Nous voici en Corse. Pas la Corse lumineuse, bleue et dorée des cartes postales, mais celle, austère, de Mérimée, au XIXe siècle, que Jules Stromboni dessine comme on grave, en force, restituant dans son dessin charbonneux l’âpreté du pays. Il ne retranscrit aucun dialogue, se contentant de concentrer, au détour de quelques rares pages du livre, un texte minimaliste.
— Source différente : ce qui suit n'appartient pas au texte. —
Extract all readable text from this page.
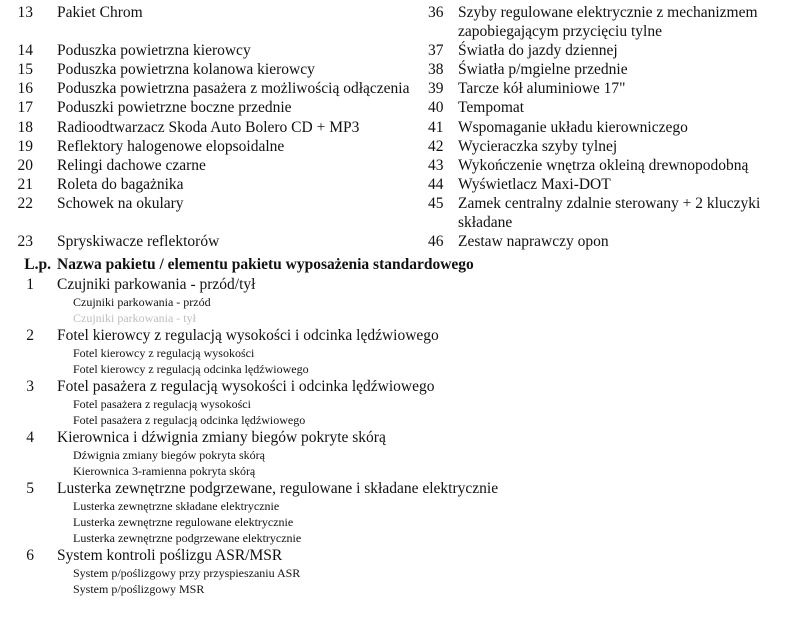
13	Pakiet Chrom	36	Szyby regulowane elektrycznie z mechanizmem zapobiegającym przycięciu tylne
14	Poduszka powietrzna kierowcy	37	Światła do jazdy dziennej
15	Poduszka powietrzna kolanowa kierowcy	38	Światła p/mgielne przednie
16	Poduszka powietrzna pasażera z możliwością odłączenia	39	Tarcze kół aluminiowe 17"
17	Poduszki powietrzne boczne przednie	40	Tempomat
18	Radioodtwarzacz Skoda Auto Bolero CD + MP3	41	Wspomaganie układu kierowniczego
19	Reflektory halogenowe elopsoidalne	42	Wycieraczka szyby tylnej
20	Relingi dachowe czarne	43	Wykończenie wnętrza okleiną drewnopodobną
21	Roleta do bagażnika	44	Wyświetlacz Maxi-DOT
22	Schowek na okulary	45	Zamek centralny zdalnie sterowany + 2 kluczyki składane
23	Spryskiwacze reflektorów	46	Zestaw naprawczy opon
L.p. Nazwa pakietu / elementu pakietu wyposażenia standardowego
1 Czujniki parkowania - przód/tył
Czujniki parkowania - przód
Czujniki parkowania - tył
2 Fotel kierowcy z regulacją wysokości i odcinka lędźwiowego
Fotel kierowcy z regulacją wysokości
Fotel kierowcy z regulacją odcinka lędźwiowego
3 Fotel pasażera z regulacją wysokości i odcinka lędźwiowego
Fotel pasażera z regulacją wysokości
Fotel pasażera z regulacją odcinka lędźwiowego
4 Kierownica i dźwignia zmiany biegów pokryte skórą
Dźwignia zmiany biegów pokryta skórą
Kierownica 3-ramienna pokryta skórą
5 Lusterka zewnętrzne podgrzewane, regulowane i składane elektrycznie
Lusterka zewnętrzne składane elektrycznie
Lusterka zewnętrzne regulowane elektrycznie
Lusterka zewnętrzne podgrzewane elektrycznie
6 System kontroli poślizgu ASR/MSR
System p/poślizgowy przy przyspieszaniu ASR
System p/poślizgowy MSR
Adolescent dans un village reculé de la montagne, Cesario travaille dur. Il rêve de prendre le maquis, de devenir un bandit comme ses ancêtres. Mais pour l’heure, maltraité par son père et ses frères aînés, il garde les chèvres ou coupe du bois. Au village où il vend des fromages, il remarque Chilena et en tombe instantanément amoureux. La jeune fille de son âge vit seule avec son père, assumant les tâches de sa mère tôt disparue. Mais le père va déraper, la violer, commettant cet inceste quasiment sous les yeux du garçon.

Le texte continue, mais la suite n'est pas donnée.